I was talking to a father and mother who are being pressured that the standards of the Bible on sexual purity aren’t realistic. They want to stand for what’s right, but their friends say they’re being too strict and old-fashioned. I encouraged them that God would hold them accountable for their own children and they were doing the right thing.
As we were speaking, I thanked God for parents who didn’t hesitate to teach the full counsel of God’s Word. My marriage and family are so much better for it. It was a good reminder even as Carla and I do our best to parent Philip.
Parents, we don’t have to explain our parenting to the world around us. But we will answer to God. He is the one to please.
Some parents are pressured by their kids. They want their kids to approve of their parenting now. They want their kids to like every decision they make. This makes them reluctant to bring discipline and correction. They abdicate the leadership of the home to whatever the child feels like doing at the time. This is like driving by looking at the rearview mirror.

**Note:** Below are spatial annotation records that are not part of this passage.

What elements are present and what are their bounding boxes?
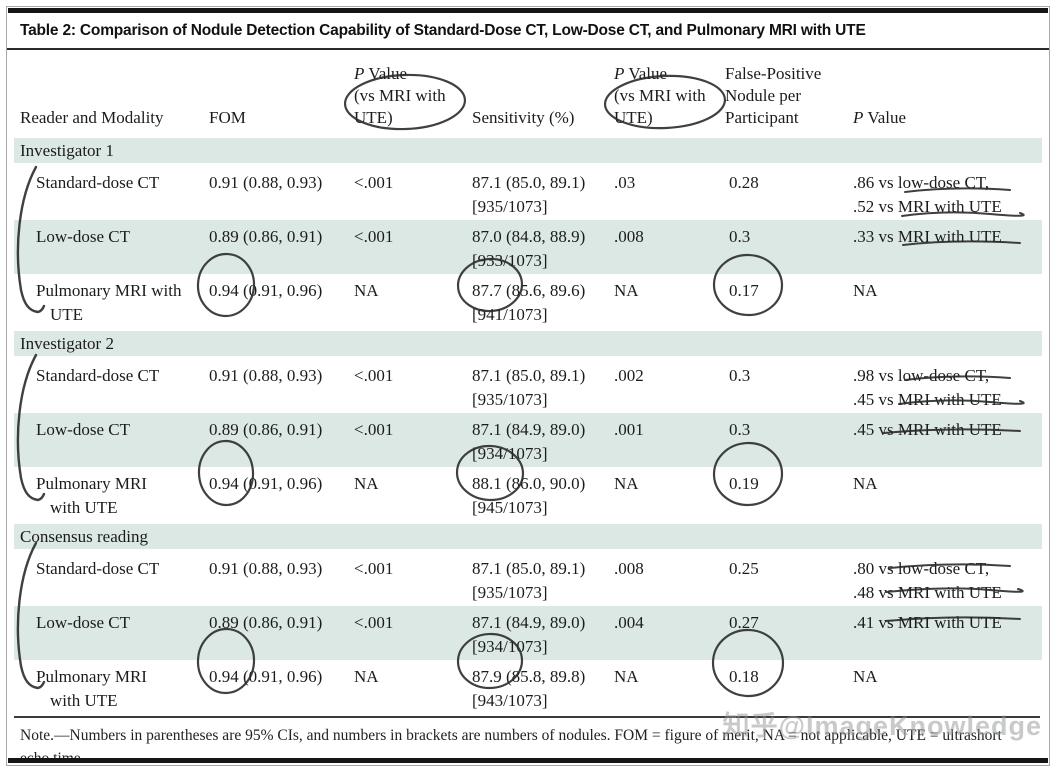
section-header-consensus: Consensus reading	[14, 521, 1042, 552]
table-row: Low-dose CT 0.89 (0.86, 0.91) <.001 87.0…	[14, 220, 1042, 274]
bottom-rule-bar	[8, 758, 1048, 763]
table-row: Standard-dose CT 0.91 (0.88, 0.93) <.001…	[36, 173, 1002, 216]
table-row: Pulmonary MRI with UTE 0.94 (0.91, 0.96) …	[36, 281, 878, 324]
p-italic: P	[614, 64, 625, 83]
col-header-sensitivity: Sensitivity (%)	[470, 50, 612, 138]
col-header-pvalue-vs-2: P Value (vs MRI with UTE)	[612, 50, 723, 138]
top-rule-bar	[8, 8, 1048, 13]
col-header-pvalue: P Value	[851, 50, 1042, 138]
col-header-reader: Reader and Modality	[14, 50, 207, 138]
table-title-block: Table 2: Comparison of Nodule Detection …	[7, 13, 1049, 50]
section-header-investigator-1: Investigator 1	[14, 135, 1042, 166]
col-header-fom: FOM	[207, 50, 352, 138]
table-row: Low-dose CT 0.89 (0.86, 0.91) <.001 87.1…	[14, 413, 1042, 467]
p-italic: P	[354, 64, 365, 83]
col-header-pvalue-vs-1: P Value (vs MRI with UTE)	[352, 50, 470, 138]
table-row: Pulmonary MRI with UTE 0.94 (0.91, 0.96) …	[36, 474, 878, 517]
table-row: Standard-dose CT 0.91 (0.88, 0.93) <.001…	[36, 366, 1002, 409]
table-header: Reader and Modality FOM P Value (vs MRI …	[14, 50, 1042, 138]
table-title: Table 2: Comparison of Nodule Detection …	[20, 22, 866, 39]
p-italic: P	[853, 108, 864, 127]
zhihu-watermark: 知乎@ImageKnowledge	[722, 711, 1042, 741]
section-header-investigator-2: Investigator 2	[14, 328, 1042, 359]
table-row: Low-dose CT 0.89 (0.86, 0.91) <.001 87.1…	[14, 606, 1042, 660]
results-table: Reader and Modality FOM P Value (vs MRI …	[14, 50, 1042, 714]
table-outer-frame: Table 2: Comparison of Nodule Detection …	[6, 6, 1050, 767]
col-header-false-positive: False-Positive Nodule per Participant	[723, 50, 851, 138]
table-row: Standard-dose CT 0.91 (0.88, 0.93) <.001…	[36, 559, 1002, 602]
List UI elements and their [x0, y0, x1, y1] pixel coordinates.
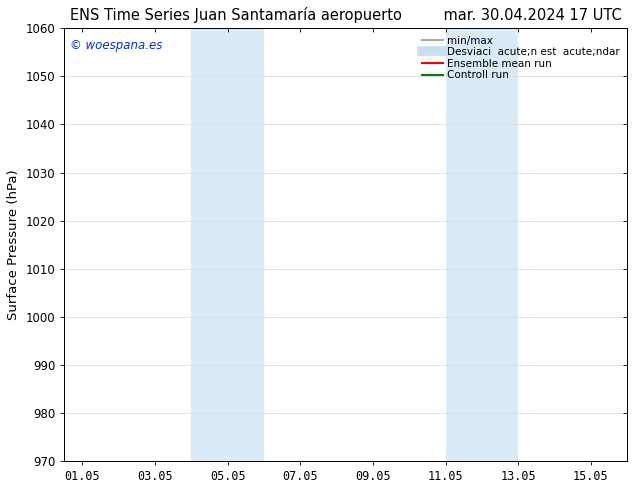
Y-axis label: Surface Pressure (hPa): Surface Pressure (hPa)	[7, 170, 20, 320]
Text: © woespana.es: © woespana.es	[70, 39, 162, 52]
Title: ENS Time Series Juan Santamaría aeropuerto         mar. 30.04.2024 17 UTC: ENS Time Series Juan Santamaría aeropuer…	[70, 7, 621, 23]
Bar	[191, 28, 264, 461]
Legend: min/max, Desviaci  acute;n est  acute;ndar, Ensemble mean run, Controll run: min/max, Desviaci acute;n est acute;ndar…	[420, 33, 622, 82]
Bar	[446, 28, 518, 461]
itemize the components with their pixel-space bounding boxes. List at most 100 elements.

My parents didn’t give us everything we wanted. We were forced to play the piano, forced to get up at 6 AM during summer break to take swimming lessons, and forced to eat vegetables. I hated it back then. But today I’m thankful. It reminds me to invest the right disciplines in Philip today that he will thank us for in the future.
Parents, let’s not be dictated to by our children’s whims today. Let’s parent in a way that they will thank us when they are older.
One of the most insistent voices that pressures parents is the present – whatever is current, whatever is trendy, whatever is going viral. Many sources in media insist that we need the latest parenting breakthrough from this book, that celebrity, or this YouTuber. We see advertisements that promise this new toy will make your child a genius so he can invent the next Facebook. This pressure can cause us to buy those products, to subscribe to the latest icon, or to conform our parenting style to the trend.
Instead of being slaves to the contradictory whims of the present. Let’s parent according to the timeless word of God and the wisdom from more experienced, godly parents.
My parents refused to be dictated to by trends. We didn’t always watch the latest movies, own the latest gaming platform, or go to every party. Twenty years later, it doesn’t feel like we missed that much.
Many times my wife and I have conversations about how we’re parenting Philip that are triggered by an article or video someone shared with us. But we find peace when we juxtapose the topical with the timeless words in the Bible, keeping the good and discarding the evil. We are always grateful for older, wiser parents who are generous with that they’ve learned through the years.
Parents, we don’t need to submit to the tyranny of the present, the trending, and the instant. It’s good to keep an eye on them, but we must value the timeless Word of God more. The present will be replaced soon, but the timeless will last to the future.
Parents are leaders in the home. It isn’t our goal to look like good parents. We must be good parents. We do this by leading our families. We can lead well when we tune out the wrong sources of advice and tune in to the right ones.
- Let’s not be pressured by the world around us. Let’s be accountable to God.
- Let’s not be driven by what our kids want today. Let’s parent so they will thank us in the future.
- Let’s not be tyrannized by the present. Let’s build on the timeless Word of God.